Why is ACORN being crucified for spitting on the sidewalk while Blackwater remains the privileged darling even after committing literal and figurative massacres? It’s very simple: because ACORN actually exists to help the poor and the weak. How quaint. How strange.

That’s why you in the corporate media always despised them and laughed at them in principle: because your mission has become to comfort the powerful and afflict the afflicted.

And that’s why, when ACORN is found to have done something silly but trivial compared to real corporate crimes, the right wing screams out the standard equivalence lie.

And when the media didn’t jump to with enough alacrity, when the thugs demand still more blood, we now have the "public editor" of all people solemnly intoning that the Times did indeed not sufficiently emphasize this pivotal story of our times.

I’d say you should be ashamed of yourself, if I thought shame any longer existed in this prostituted country.

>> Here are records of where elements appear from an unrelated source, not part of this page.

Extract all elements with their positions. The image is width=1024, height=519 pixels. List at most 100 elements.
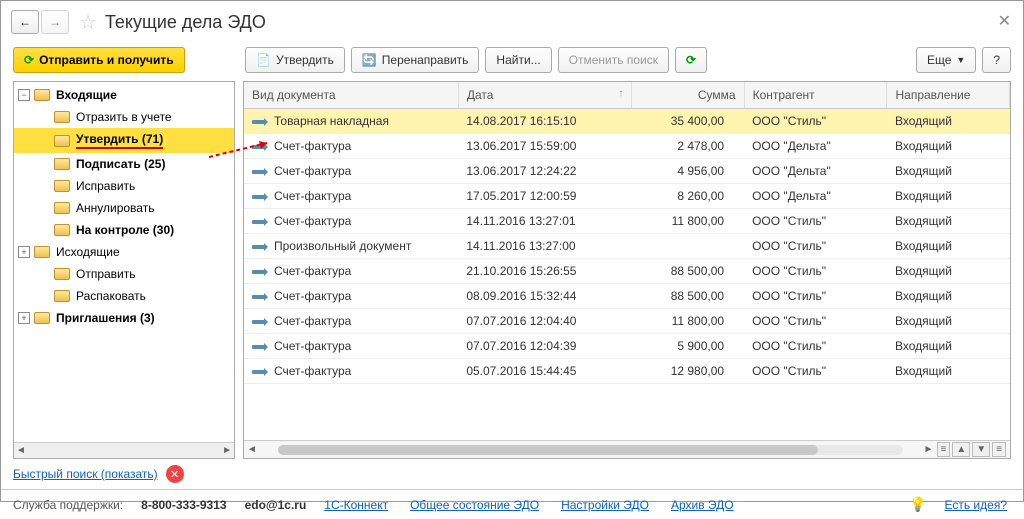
connect-link[interactable]: 1С-Коннект <box>324 498 388 512</box>
cell-party: ООО "Дельта" <box>744 159 887 184</box>
folder-icon <box>54 111 70 123</box>
nav-last-icon[interactable]: ≡ <box>992 442 1006 457</box>
col-sum[interactable]: Сумма <box>632 82 744 109</box>
col-party[interactable]: Контрагент <box>744 82 887 109</box>
forward-button[interactable]: → <box>41 10 69 34</box>
tree-fix[interactable]: Исправить <box>14 175 234 197</box>
table-row[interactable]: Счет-фактура05.07.2016 15:44:4512 980,00… <box>244 359 1010 384</box>
cell-doc-type: Товарная накладная <box>244 109 458 134</box>
table-scrollbar[interactable]: ◄ ► ≡ ▲ ▼ ≡ <box>244 440 1010 458</box>
tree-invites[interactable]: + Приглашения (3) <box>14 307 234 329</box>
settings-link[interactable]: Настройки ЭДО <box>561 498 649 512</box>
document-icon <box>252 320 266 324</box>
table-row[interactable]: Произвольный документ14.11.2016 13:27:00… <box>244 234 1010 259</box>
support-label: Служба поддержки: <box>13 498 123 512</box>
tree-outgoing[interactable]: + Исходящие <box>14 241 234 263</box>
nav-down-icon[interactable]: ▼ <box>972 442 990 457</box>
expand-icon[interactable]: + <box>18 312 30 324</box>
close-quick-search-icon[interactable]: ✕ <box>166 465 184 483</box>
redirect-icon: 🔄 <box>362 53 377 67</box>
help-button[interactable]: ? <box>982 47 1011 73</box>
tree-reflect[interactable]: Отразить в учете <box>14 106 234 128</box>
table-row[interactable]: Счет-фактура17.05.2017 12:00:598 260,00О… <box>244 184 1010 209</box>
table-row[interactable]: Счет-фактура13.06.2017 12:24:224 956,00О… <box>244 159 1010 184</box>
more-button[interactable]: Еще ▼ <box>916 47 976 73</box>
cell-sum: 8 260,00 <box>632 184 744 209</box>
table-row[interactable]: Счет-фактура08.09.2016 15:32:4488 500,00… <box>244 284 1010 309</box>
nav-first-icon[interactable]: ≡ <box>937 442 951 457</box>
cell-party: ООО "Стиль" <box>744 259 887 284</box>
cell-doc-type: Счет-фактура <box>244 334 458 359</box>
collapse-icon[interactable]: − <box>18 89 30 101</box>
cell-doc-type: Счет-фактура <box>244 184 458 209</box>
cell-party: ООО "Дельта" <box>744 184 887 209</box>
state-link[interactable]: Общее состояние ЭДО <box>410 498 539 512</box>
cancel-search-button[interactable]: Отменить поиск <box>558 47 669 73</box>
tree-sign[interactable]: Подписать (25) <box>14 153 234 175</box>
table-row[interactable]: Счет-фактура07.07.2016 12:04:4011 800,00… <box>244 309 1010 334</box>
approve-button[interactable]: 📄 Утвердить <box>245 47 345 73</box>
tree-incoming[interactable]: − Входящие <box>14 84 234 106</box>
tree-unpack[interactable]: Распаковать <box>14 285 234 307</box>
refresh-icon: ⟳ <box>686 53 696 67</box>
cell-direction: Входящий <box>887 259 1010 284</box>
send-receive-button[interactable]: ⟳ Отправить и получить <box>13 47 185 73</box>
tree-approve[interactable]: Утвердить (71) <box>14 128 234 153</box>
scroll-right-icon[interactable]: ► <box>921 444 937 455</box>
table-row[interactable]: Счет-фактура21.10.2016 15:26:5588 500,00… <box>244 259 1010 284</box>
folder-icon <box>54 224 70 236</box>
cell-party: ООО "Стиль" <box>744 209 887 234</box>
refresh-button[interactable]: ⟳ <box>675 47 707 73</box>
cell-doc-type: Счет-фактура <box>244 309 458 334</box>
tree-control[interactable]: На контроле (30) <box>14 219 234 241</box>
cell-direction: Входящий <box>887 359 1010 384</box>
find-button[interactable]: Найти... <box>485 47 551 73</box>
sidebar-scrollbar[interactable]: ◄ ► <box>14 442 234 458</box>
folder-icon <box>34 312 50 324</box>
folder-icon <box>34 89 50 101</box>
table-row[interactable]: Счет-фактура07.07.2016 12:04:395 900,00О… <box>244 334 1010 359</box>
folder-icon <box>54 202 70 214</box>
cell-doc-type: Счет-фактура <box>244 159 458 184</box>
close-icon[interactable]: ✕ <box>998 11 1011 31</box>
cell-date: 14.11.2016 13:27:01 <box>458 209 632 234</box>
tree-send[interactable]: Отправить <box>14 263 234 285</box>
approve-label: Утвердить <box>276 53 334 67</box>
redirect-button[interactable]: 🔄 Перенаправить <box>351 47 480 73</box>
back-button[interactable]: ← <box>11 10 39 34</box>
cell-doc-type: Счет-фактура <box>244 284 458 309</box>
cell-date: 14.08.2017 16:15:10 <box>458 109 632 134</box>
document-icon <box>252 120 266 124</box>
cell-sum: 11 800,00 <box>632 209 744 234</box>
cell-party: ООО "Дельта" <box>744 134 887 159</box>
table-row[interactable]: Товарная накладная14.08.2017 16:15:1035 … <box>244 109 1010 134</box>
scroll-left-icon[interactable]: ◄ <box>16 445 26 456</box>
scroll-right-icon[interactable]: ► <box>222 445 232 456</box>
quick-search-link[interactable]: Быстрый поиск (показать) <box>13 467 158 481</box>
favorite-star-icon[interactable]: ☆ <box>79 10 97 35</box>
cell-direction: Входящий <box>887 184 1010 209</box>
archive-link[interactable]: Архив ЭДО <box>671 498 734 512</box>
table-row[interactable]: Счет-фактура13.06.2017 15:59:002 478,00О… <box>244 134 1010 159</box>
folder-icon <box>54 180 70 192</box>
col-date[interactable]: Дата↑ <box>458 82 632 109</box>
tree-label: Аннулировать <box>76 201 154 215</box>
cell-party: ООО "Стиль" <box>744 109 887 134</box>
tree-label: Исправить <box>76 179 135 193</box>
table-row[interactable]: Счет-фактура14.11.2016 13:27:0111 800,00… <box>244 209 1010 234</box>
document-icon <box>252 170 266 174</box>
expand-icon[interactable]: + <box>18 246 30 258</box>
cell-direction: Входящий <box>887 284 1010 309</box>
col-doc-type[interactable]: Вид документа <box>244 82 458 109</box>
col-direction[interactable]: Направление <box>887 82 1010 109</box>
nav-up-icon[interactable]: ▲ <box>952 442 970 457</box>
document-icon <box>252 220 266 224</box>
idea-link[interactable]: Есть идея? <box>944 498 1007 512</box>
cell-direction: Входящий <box>887 334 1010 359</box>
scroll-left-icon[interactable]: ◄ <box>244 444 260 455</box>
tree-annul[interactable]: Аннулировать <box>14 197 234 219</box>
cell-sum: 12 980,00 <box>632 359 744 384</box>
cell-sum: 88 500,00 <box>632 284 744 309</box>
folder-icon <box>54 290 70 302</box>
tree-label: Отразить в учете <box>76 110 172 124</box>
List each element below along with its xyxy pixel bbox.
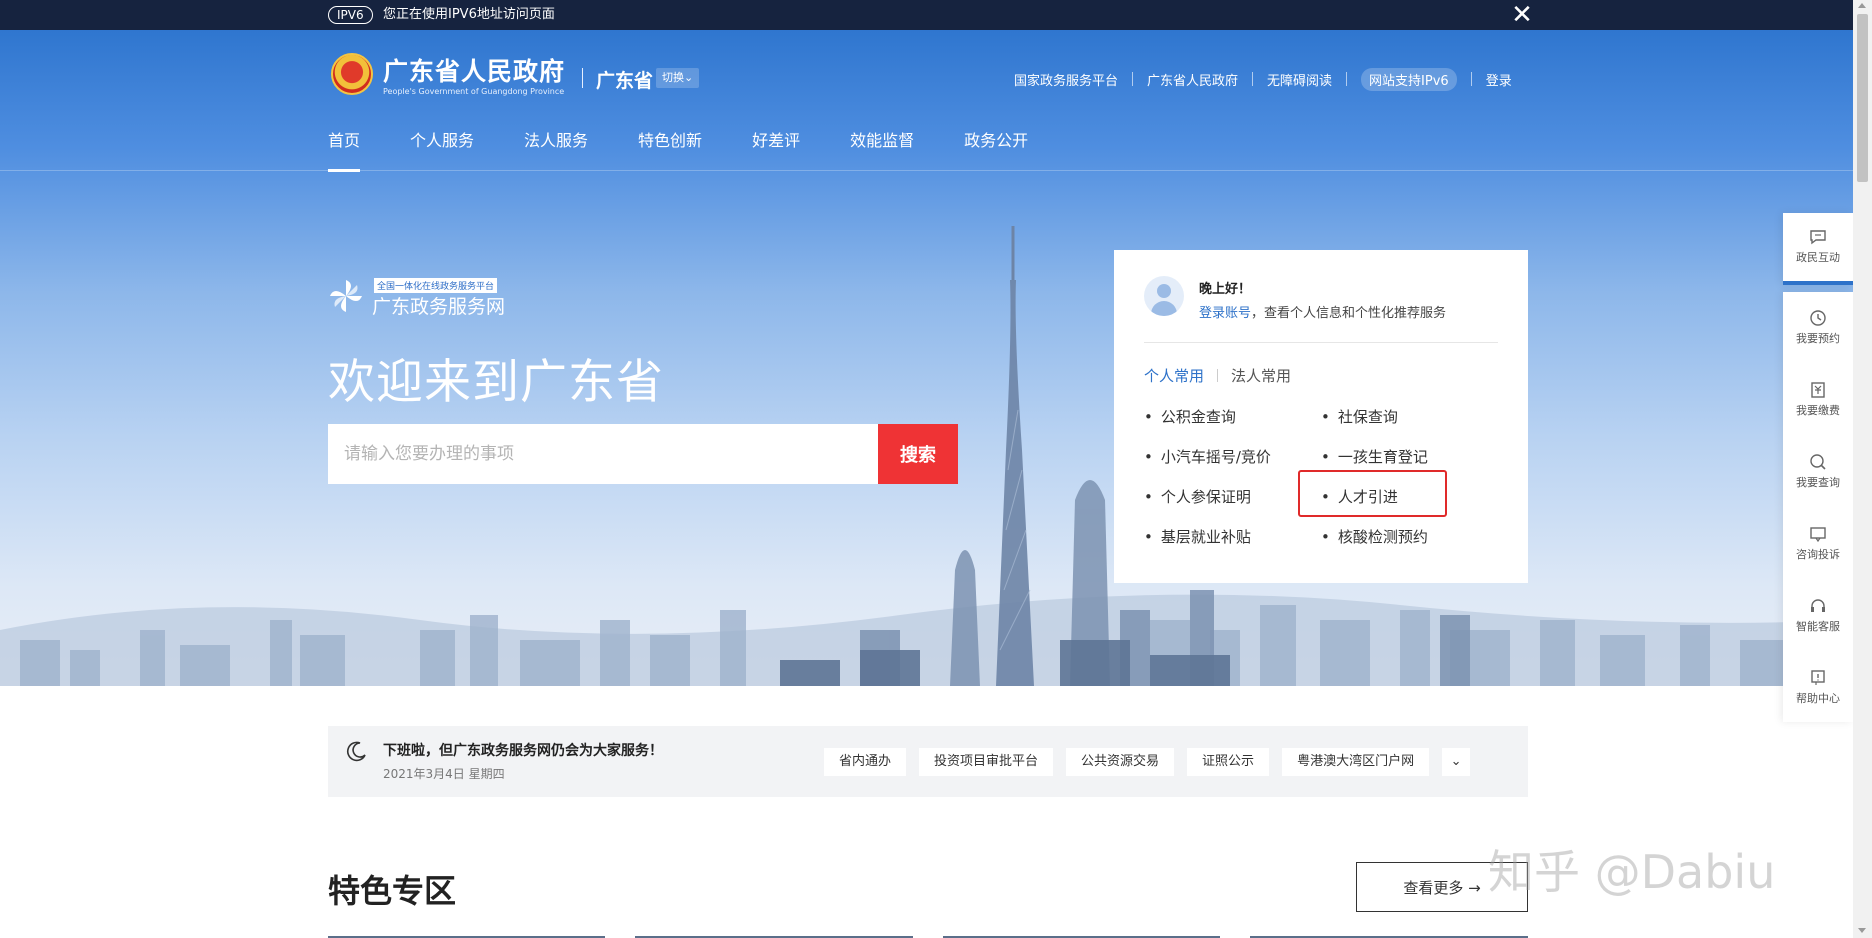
chip-license-publicity[interactable]: 证照公示 — [1187, 748, 1270, 776]
side-item-smart-service[interactable]: 智能客服 — [1783, 590, 1853, 650]
search-icon — [1810, 454, 1826, 470]
side-label: 政民互动 — [1796, 251, 1840, 264]
login-link[interactable]: 登录 — [1486, 70, 1512, 89]
quick-link[interactable]: 个人参保证明 — [1144, 486, 1251, 507]
chip-greater-bay-area[interactable]: 粤港澳大湾区门户网 — [1282, 748, 1430, 776]
chevron-down-icon[interactable]: ⌄ — [1442, 748, 1471, 776]
side-item-query[interactable]: 我要查询 — [1783, 446, 1853, 506]
side-label: 帮助中心 — [1796, 692, 1840, 705]
scroll-up-arrow-icon[interactable] — [1858, 3, 1866, 8]
link-accessibility[interactable]: 无障碍阅读 — [1267, 70, 1332, 89]
watermark: 知乎 @Dabiu — [1488, 845, 1776, 899]
welcome-heading: 欢迎来到广东省 — [328, 355, 664, 410]
moon-icon — [346, 741, 366, 762]
login-prompt-text: ，查看个人信息和个性化推荐服务 — [1251, 306, 1447, 321]
divider — [1346, 72, 1348, 86]
chat-icon — [1810, 230, 1826, 245]
clock-icon — [1810, 310, 1826, 326]
top-links: 国家政务服务平台 广东省人民政府 无障碍阅读 网站支持IPv6 登录 — [1014, 67, 1512, 91]
province-name: 广东省 — [596, 70, 654, 92]
search-input[interactable] — [328, 424, 878, 484]
side-toolbar: 我要预约 我要缴费 我要查询 咨询投诉 智能客服 帮助中心 — [1783, 292, 1853, 722]
side-label: 我要查询 — [1796, 476, 1840, 489]
side-item[interactable]: 政民互动 — [1783, 221, 1853, 281]
link-provincial-government[interactable]: 广东省人民政府 — [1147, 70, 1238, 89]
switch-region-button[interactable]: 切换⌄ — [656, 68, 700, 88]
close-icon[interactable]: ✕ — [1508, 1, 1536, 29]
quick-entry-chips: 省内通办 投资项目审批平台 公共资源交易 证照公示 粤港澳大湾区门户网 ⌄ — [824, 748, 1471, 776]
header-divider — [582, 68, 583, 88]
ipv6-notice-text: 您正在使用IPV6地址访问页面 — [383, 7, 555, 22]
tab-corporate-common[interactable]: 法人常用 — [1231, 365, 1291, 386]
side-label: 我要缴费 — [1796, 404, 1840, 417]
page-scrollbar[interactable] — [1853, 0, 1872, 938]
highlight-annotation-box — [1298, 470, 1447, 517]
main-nav: 首页 个人服务 法人服务 特色创新 好差评 效能监督 政务公开 — [328, 130, 1078, 172]
nav-corporate-services[interactable]: 法人服务 — [524, 130, 588, 172]
ipv6-support-badge[interactable]: 网站支持IPv6 — [1361, 67, 1457, 91]
ipv6-notice-bar: IPV6 您正在使用IPV6地址访问页面 ✕ — [0, 0, 1853, 30]
tab-personal-common[interactable]: 个人常用 — [1144, 365, 1204, 386]
divider — [1132, 72, 1134, 86]
quick-link[interactable]: 公积金查询 — [1144, 406, 1236, 427]
help-icon — [1811, 670, 1825, 685]
user-card: 晚上好！ 登录账号，查看个人信息和个性化推荐服务 个人常用 法人常用 公积金查询… — [1114, 250, 1528, 583]
service-notice-bar: 下班啦，但广东政务服务网仍会为大家服务！ 2021年3月4日 星期四 省内通办 … — [328, 726, 1528, 797]
search-button[interactable]: 搜索 — [878, 424, 958, 484]
nav-divider — [0, 170, 1853, 171]
nav-ratings[interactable]: 好差评 — [752, 130, 800, 172]
side-label: 智能客服 — [1796, 620, 1840, 633]
scroll-down-arrow-icon[interactable] — [1858, 928, 1866, 933]
chip-provincial-services[interactable]: 省内通办 — [824, 748, 907, 776]
nav-featured-innovation[interactable]: 特色创新 — [638, 130, 702, 172]
quick-link[interactable]: 核酸检测预约 — [1321, 526, 1428, 547]
ipv6-badge: IPV6 — [328, 6, 373, 24]
divider — [1252, 72, 1254, 86]
login-account-link[interactable]: 登录账号 — [1199, 306, 1251, 321]
city-skyline-illustration — [0, 226, 1853, 686]
site-name-english: People's Government of Guangdong Provinc… — [383, 87, 565, 96]
notice-date: 2021年3月4日 星期四 — [383, 767, 505, 781]
side-item-appointment[interactable]: 我要预约 — [1783, 302, 1853, 362]
divider — [1144, 342, 1498, 343]
side-item-payment[interactable]: 我要缴费 — [1783, 374, 1853, 434]
link-national-platform[interactable]: 国家政务服务平台 — [1014, 70, 1118, 89]
scroll-thumb[interactable] — [1857, 14, 1868, 182]
side-label: 咨询投诉 — [1796, 548, 1840, 561]
side-item-help[interactable]: 帮助中心 — [1783, 662, 1853, 722]
quick-link[interactable]: 小汽车摇号/竞价 — [1144, 446, 1271, 467]
featured-section-title: 特色专区 — [328, 872, 457, 910]
side-label: 我要预约 — [1796, 332, 1840, 345]
nav-personal-services[interactable]: 个人服务 — [410, 130, 474, 172]
headset-icon — [1811, 599, 1825, 612]
chip-public-resources[interactable]: 公共资源交易 — [1066, 748, 1175, 776]
quick-link[interactable]: 基层就业补贴 — [1144, 526, 1251, 547]
avatar — [1144, 276, 1184, 316]
nav-home[interactable]: 首页 — [328, 130, 361, 172]
national-emblem-logo — [331, 53, 373, 95]
payment-icon — [1811, 382, 1825, 398]
guangdong-service-logo-icon — [330, 280, 362, 312]
site-name: 广东省人民政府 — [383, 57, 566, 86]
quick-link[interactable]: 一孩生育登记 — [1321, 446, 1428, 467]
quick-link[interactable]: 社保查询 — [1321, 406, 1398, 427]
notice-title: 下班啦，但广东政务服务网仍会为大家服务！ — [383, 743, 663, 759]
platform-tag: 全国一体化在线政务服务平台 — [374, 278, 498, 293]
platform-name: 广东政务服务网 — [372, 296, 506, 318]
hero-banner: 广东省人民政府 People's Government of Guangdong… — [0, 30, 1853, 686]
nav-government-affairs[interactable]: 政务公开 — [964, 130, 1028, 172]
side-item-interaction[interactable]: 政民互动 — [1783, 213, 1853, 285]
greeting: 晚上好！ — [1199, 282, 1252, 297]
chip-investment-approval[interactable]: 投资项目审批平台 — [919, 748, 1054, 776]
divider — [1470, 72, 1472, 86]
complaint-icon — [1810, 527, 1826, 543]
login-prompt: 登录账号，查看个人信息和个性化推荐服务 — [1199, 302, 1446, 321]
common-services-tabs: 个人常用 法人常用 — [1144, 365, 1291, 386]
side-item-complaint[interactable]: 咨询投诉 — [1783, 518, 1853, 578]
nav-efficiency-supervision[interactable]: 效能监督 — [850, 130, 914, 172]
divider — [1217, 369, 1219, 382]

If you don’t get that corporate power is the enemy of everything American, everything decent, everything human, and that the measure of any constructive action, and especially of journalism, to whatever meager extent it still exists, is to act on behalf of the public interest against this anti-public interest power, then you are utterly worthless to anyone other than those predatory interests.

I used to worry about the plight of "traditional journalism". How there would no longer be serious reporting if the traditional newspapers went down.

No longer.

Now I know real journalism exists only among alternative outlets like TomDispatch and the Nation. As for the corporate media, real journalism, whose core, objective, professional mission includes comforting the afflicted and afflicting the powerful, and most of all a commitment to truth, including the moral truths of proportion and true equivalence, is dead there.

Oh, there may still be good, important stories sometimes reported there. But these are accidents. They do not arise out of an underlying commitment to truth or to the public.

The real commitment of the mainstream media, including that of the NYTimes and its Potemkin Public Editor, is to the aggrandizement of the corporate power.

And yet all this vile subservience isn’t helping with your advertising rates. How ironic. How poetic. Does it seem worth it?

To repeat: Anyone who truly cares about reporting on corruption and abuse among government-funded groups could fill the front page for the next thousand years with nothing but stories on big corporations and powerful interest groups, while the likes of ACORN and what it’s accused of would never merit more than a blurb on page 17. This would constitute true objectivity, true lack of any bias other than the humanistic.

Anyone who says differently has another agenda, and a far more nefarious bias.